Algunos ven en esto un reto a su estabilidad para mantener el equilibrio interior. Otros han adquirido el gusto por el aturdimiento, y consienten libremente en dejarse confundir. Incluso muchos creen que mediante la agitación que reciben están satisfaciendo las demandas de la sociedad. El alcance del desorden puede resultar hasta lisonjero: «Mirad esta aglomeración tremendamente ruidosa, frenética y monstruosa. Nunca ha habido nada parecido. ¡Nosotros somos eso! ¡Eso somos nosotros

Existen grandes organizaciones para atraer nuestra atención. Elaboran astutos planes. Nos muerden con sus dentelladas de diez segundos. Nuestra conciencia es su materia prima. Viven de ella. Pensemos en la conciencia como en un territorio que acaba de abrirse al asentamiento y explotación, algo parecido a la carrera desenfrenada por las tierras de Oklahoma. Démosle color, pongámosle música, concretémosla en imágenes; pero ni siquiera esto hace justicia a la idea. Obviamente, la conciencia es infinitamente más amplia que Oklahoma.
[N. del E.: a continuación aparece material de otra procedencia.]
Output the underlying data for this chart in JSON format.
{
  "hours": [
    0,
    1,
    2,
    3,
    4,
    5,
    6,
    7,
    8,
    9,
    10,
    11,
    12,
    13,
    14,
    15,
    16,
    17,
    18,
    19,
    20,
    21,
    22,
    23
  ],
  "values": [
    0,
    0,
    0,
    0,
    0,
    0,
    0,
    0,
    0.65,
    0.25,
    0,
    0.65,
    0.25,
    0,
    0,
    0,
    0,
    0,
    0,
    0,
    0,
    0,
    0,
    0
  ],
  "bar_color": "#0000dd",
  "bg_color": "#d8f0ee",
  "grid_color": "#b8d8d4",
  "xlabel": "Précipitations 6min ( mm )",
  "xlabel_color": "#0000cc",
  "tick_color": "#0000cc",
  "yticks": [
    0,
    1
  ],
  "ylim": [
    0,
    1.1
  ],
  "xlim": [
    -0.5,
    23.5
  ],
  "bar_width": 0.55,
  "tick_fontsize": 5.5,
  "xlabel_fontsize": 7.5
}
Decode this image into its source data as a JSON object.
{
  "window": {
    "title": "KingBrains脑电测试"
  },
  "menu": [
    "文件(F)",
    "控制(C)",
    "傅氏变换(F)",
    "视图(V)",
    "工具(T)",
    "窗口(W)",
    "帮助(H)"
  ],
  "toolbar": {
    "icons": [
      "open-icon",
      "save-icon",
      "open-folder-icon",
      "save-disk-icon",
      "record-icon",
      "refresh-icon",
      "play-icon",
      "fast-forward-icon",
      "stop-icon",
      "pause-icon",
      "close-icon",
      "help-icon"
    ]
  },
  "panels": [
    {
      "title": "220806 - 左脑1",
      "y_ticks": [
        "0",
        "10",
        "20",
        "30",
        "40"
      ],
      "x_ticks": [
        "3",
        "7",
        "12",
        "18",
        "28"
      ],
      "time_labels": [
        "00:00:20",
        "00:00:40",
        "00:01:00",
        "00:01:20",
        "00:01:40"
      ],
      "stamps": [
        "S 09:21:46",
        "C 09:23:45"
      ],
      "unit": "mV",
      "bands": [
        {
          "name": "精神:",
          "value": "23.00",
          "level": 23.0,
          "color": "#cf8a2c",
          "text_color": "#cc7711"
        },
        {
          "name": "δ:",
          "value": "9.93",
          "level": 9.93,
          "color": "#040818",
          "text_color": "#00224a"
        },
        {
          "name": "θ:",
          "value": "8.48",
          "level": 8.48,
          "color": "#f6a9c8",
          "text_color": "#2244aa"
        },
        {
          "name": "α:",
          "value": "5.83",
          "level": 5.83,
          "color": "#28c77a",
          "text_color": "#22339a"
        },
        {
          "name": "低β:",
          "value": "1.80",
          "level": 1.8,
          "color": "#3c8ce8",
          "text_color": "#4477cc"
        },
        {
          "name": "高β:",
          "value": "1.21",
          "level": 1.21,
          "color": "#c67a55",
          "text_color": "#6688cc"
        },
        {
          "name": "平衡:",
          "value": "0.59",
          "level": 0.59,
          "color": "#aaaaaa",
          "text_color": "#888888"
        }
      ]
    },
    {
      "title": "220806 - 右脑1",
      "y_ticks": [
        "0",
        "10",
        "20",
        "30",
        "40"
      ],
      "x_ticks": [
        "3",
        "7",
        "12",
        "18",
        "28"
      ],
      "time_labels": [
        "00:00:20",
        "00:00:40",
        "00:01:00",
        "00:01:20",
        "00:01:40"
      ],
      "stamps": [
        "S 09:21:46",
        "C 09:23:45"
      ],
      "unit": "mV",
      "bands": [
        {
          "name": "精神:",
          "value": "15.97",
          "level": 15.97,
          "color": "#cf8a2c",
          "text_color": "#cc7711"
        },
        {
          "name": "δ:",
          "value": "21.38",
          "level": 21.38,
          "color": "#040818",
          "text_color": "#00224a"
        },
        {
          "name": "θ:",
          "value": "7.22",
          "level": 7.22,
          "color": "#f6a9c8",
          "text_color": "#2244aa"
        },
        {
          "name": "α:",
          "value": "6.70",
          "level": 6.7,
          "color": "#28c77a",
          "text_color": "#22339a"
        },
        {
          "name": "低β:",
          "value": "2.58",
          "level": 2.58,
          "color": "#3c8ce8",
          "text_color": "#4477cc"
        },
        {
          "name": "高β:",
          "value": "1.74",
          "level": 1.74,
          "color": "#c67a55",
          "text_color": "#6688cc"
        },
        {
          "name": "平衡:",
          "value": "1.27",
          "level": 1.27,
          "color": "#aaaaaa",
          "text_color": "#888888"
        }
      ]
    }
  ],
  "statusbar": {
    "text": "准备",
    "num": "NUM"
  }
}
¿Qué decir de los escritores? De algún modo, se materializan y solicitan la atención del público (más exactamente, de un público). Quizá el escritor no tiene en mente ningún público real. A menudo, la única presunción que tiene es participar de un estado de unidad física con otros a quienes no conoce con claridad. Entiende la condición mental de estos otros, porque es su propia condición también. De una manera u otra, entiende, o intuye, que el esfuerzo es muy costoso, un esfuerzo a menudo secreto y escondido, para poner en orden la conciencia aturdida. Estos otros no identificados, o parcialmente identificados, son sus lectores. Han estado esperándolo. Deberá asegurarles inmediatamente que la lectura de lo que él escribe vale la pena. Muchas veces se han visto estafados por escritores que prometían algo bueno, pero que no entregaban nada. Habían abusado de su atención. No obstante, ansían prestarla. En sus diarios, Kafka dice de cierta mujer: «Hace esfuerzos por mantenerse debajo del nivel de su destino verdaderamente humano, y sólo necesita… que la puerta se abra violentamente…»

El lector abrirá su corazón y su mente al escritor que entienda esto, que lo haya comprendido por haberlo sufrido en su propia carne, por haber experimentado las mismas privaciones; porque sabe dónde le duele, porque ha discernido el poder que tiene la necesidad de regresar al nivel de su verdadero destino humano. Un escritor así no molestará a nadie con sus vanidades, no hará ningún gesto innecesario, no incurrirá en manierismos, no hará perder el tiempo a sus lectores. Escribirá tan corto como pueda.

Ofrezco esto como una breve introducción a los cuentos de este volumen.